14083.2 | West Head Mill, Saint John, New Brunswick
West Head Mill, Saint John, New Brunswick
1865-1870, 19th century
18.1 x 21.5 cm
Gift of Cecelia Jessie Hilyard
This artefact belongs to: © New Brunswick Museum
Keys to History
Throughout most of the 19th century and into the 20th, milling was a summer occupation dependent on the supply of square timber from the forests and rivers. Once the rafts reached the mill, they were broken up and the timber was either herded into a mill pond to await the saws or stacked on shore in "shingles." At the beginning of the 19th century, most New Brunswick mills were small water-powered operations scattered about the hinterland. They produced boards and other products for their local markets.

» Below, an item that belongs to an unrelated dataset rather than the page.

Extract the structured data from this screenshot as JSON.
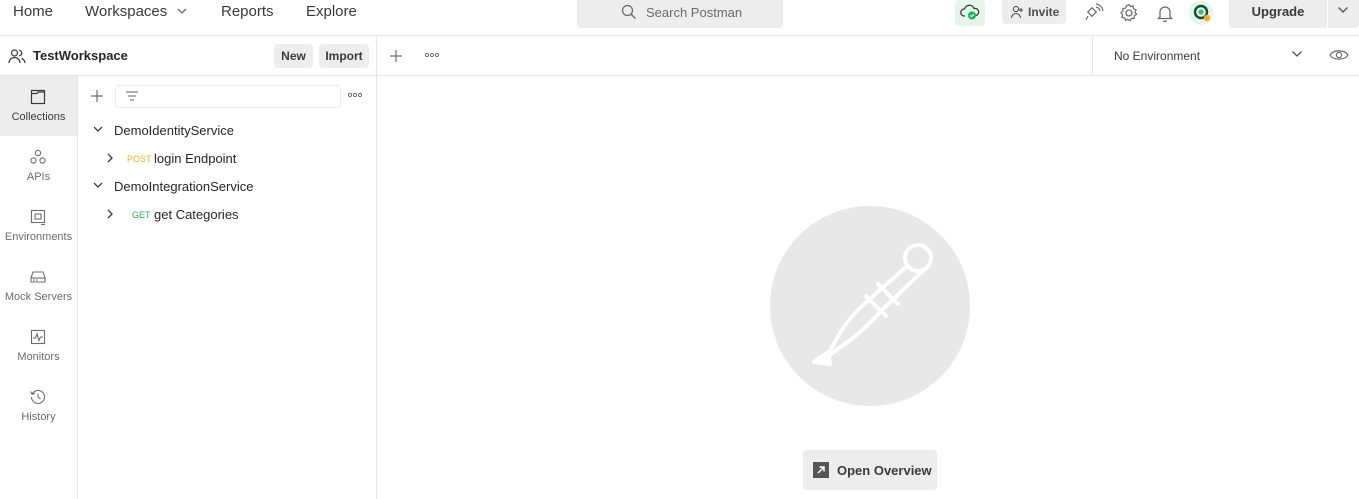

After 1850, mills grew in size, converting to steam power and concentrating in port communities. This was in response to the growing market for exports, first in the United Kingdom and then in the United States.
Source : All in a Day's Work: Lumbering in New Brunswick [Web tour], by New Brunswick Museum (see Links)
The large building on the hill on the right is the Provincial Lunatic Asylum.
The West Head Mill was located just below the Reversing Falls Rapids on the Carleton, or west, side of Saint John.
It was usually early to mid-July by the time the rafts reached the lumber mills.
Jewett Brothers, a prominent company in mid-19th century New Brunswick, owned the West Head Mill.